Depuis, le besoin n’a fait que croître, car les gouvernements qui se succèdent s’assurent de ne pas concevoir un programme national de garde d’enfants comme un droit. Les partis cartellisés traitent les services de garde d’enfants comme un enjeu électoral pour attirer des votes tandis que les différents gouvernements utilisent des systèmes compliqués de crédits et créent des catégories budgétaires de toutes sortes dans lesquelles les familles doivent patauger et se débrouiller seules, jonglent avec leurs finances et s’inquiètent de la sécurité de leurs enfants.
Au cours des 28 dernières années, les libéraux ont promis à maintes reprises, au moment des élections, de créer des places en garderie. Tous les partis cartellisés offrent diverses formes de subventions ou de remboursements d’impôt en guise de paiement partiel aux familles pour la garde d’enfants et l’éducation préscolaire. Entre-temps, la situation est allée de mal en pis. Avec des coûts moyens par enfant dans les grandes villes allant de 1 100 à 1 700 dollars ou plus par mois, les services de garderie sont à la fois inabordables et inaccessibles pour la plupart des familles.
Il est désormais admis que des services de garderie d’enfants abordables sont une nécessité dans une économie moderne. La pandémie a mis en évidence l’échec du système existant et les intérêts commerciaux privés demandent aux gouvernements d’allouer davantage de fonds aux services de garde d’enfants, affirmant qu’ils sont confrontés à une pénurie de travailleurs et qu’ils souhaitent que davantage de femmes retournent sur le marché du travail. Ces employeurs veulent acheter la capacité de travail d’un plus grand nombre de femmes mais ils refusent de payer les frais de garde d’enfants nécessaires pour que les femmes puissent rejoindre ou réintégrer la population active. L’oligarchie financière s’attend à ce que tous ces coûts soient supportés par les frais des usagers et par le trésor public.
Les intérêts privés considèrent également les services de garderie comme un « marché » sur lequel ils veulent étendre leur emprise et leur contrôle, avec des profits garantis par l’État. Un monopole déclare ouvertement qu’il vise à s’emparer à lui seul de 10 % de plus du « marché », ce qui porterait la part du secteur privé à profits à 46 %, contre 36 % actuellement.

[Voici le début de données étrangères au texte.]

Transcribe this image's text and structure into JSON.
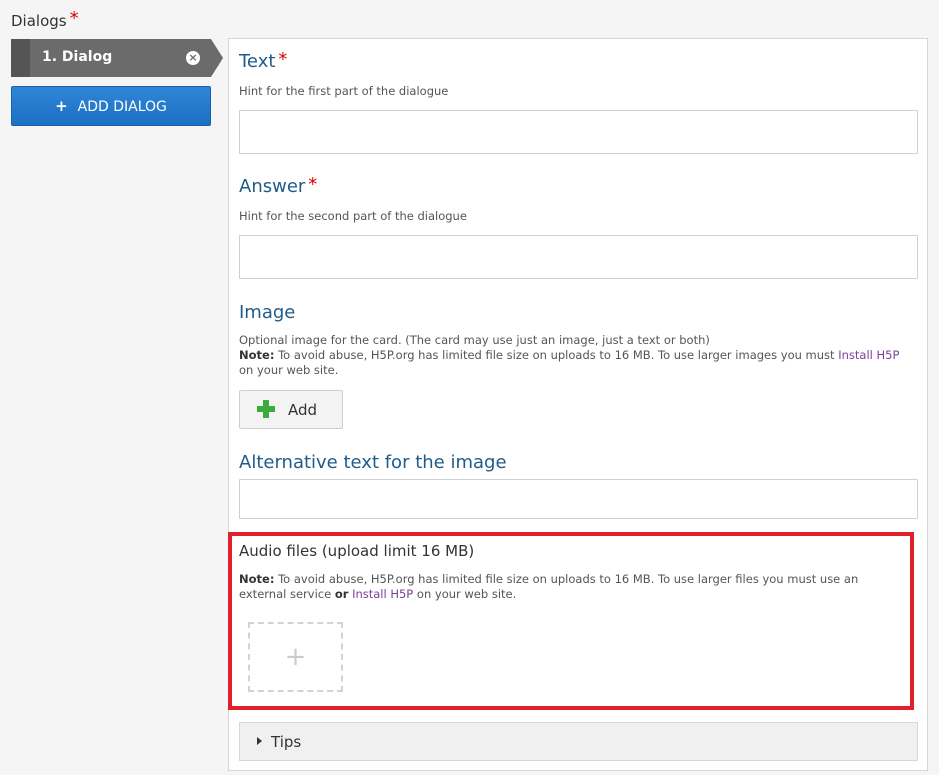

Lors d’une discussion organisée le 8 septembre par Women for Rights and Empowerment, la conclusion claire était que les femmes s’en tiennent à leurs propres revendications et se battent pour elles. Nous fixons les normes, nous prenons la mesure. Les travailleuses ont établi depuis longtemps ce dont nous avons besoin pour garantir le droit à la garde d’enfants et les droits des travailleurs qui assurent la garde et l’éducation préscolaire en fonction des besoins des femmes et des familles et de la société elle-même.
Pour défendre le droit à des services modernes de garde d’enfants et d’éducation préscolaire, il faut défendre les droits des travailleurs qui s’occupent de la garde d’enfants et de l’éducation préscolaire. Ces travailleurs sont en grande majorité des femmes (environ 96 %). Alors que le salaire moyen est d’un peu moins de 20 dollars l’heure au Canada et au Québec, beaucoup gagnent moins et leurs emplois sont souvent précaires. Ils ont droit à des salaires, des avantages sociaux et des conditions de travail décents et tous ceux qui sont recrutés à l’étranger comme main-d’oeuvre bon marché pour s’occuper de nos enfants doivent bénéficier d’un statut à part entière à leur arrivée au Canada. Il faut mettre fin à la surexploitation des femmes migrantes amenées au pays pour s’occuper des enfants dans des établissements privés.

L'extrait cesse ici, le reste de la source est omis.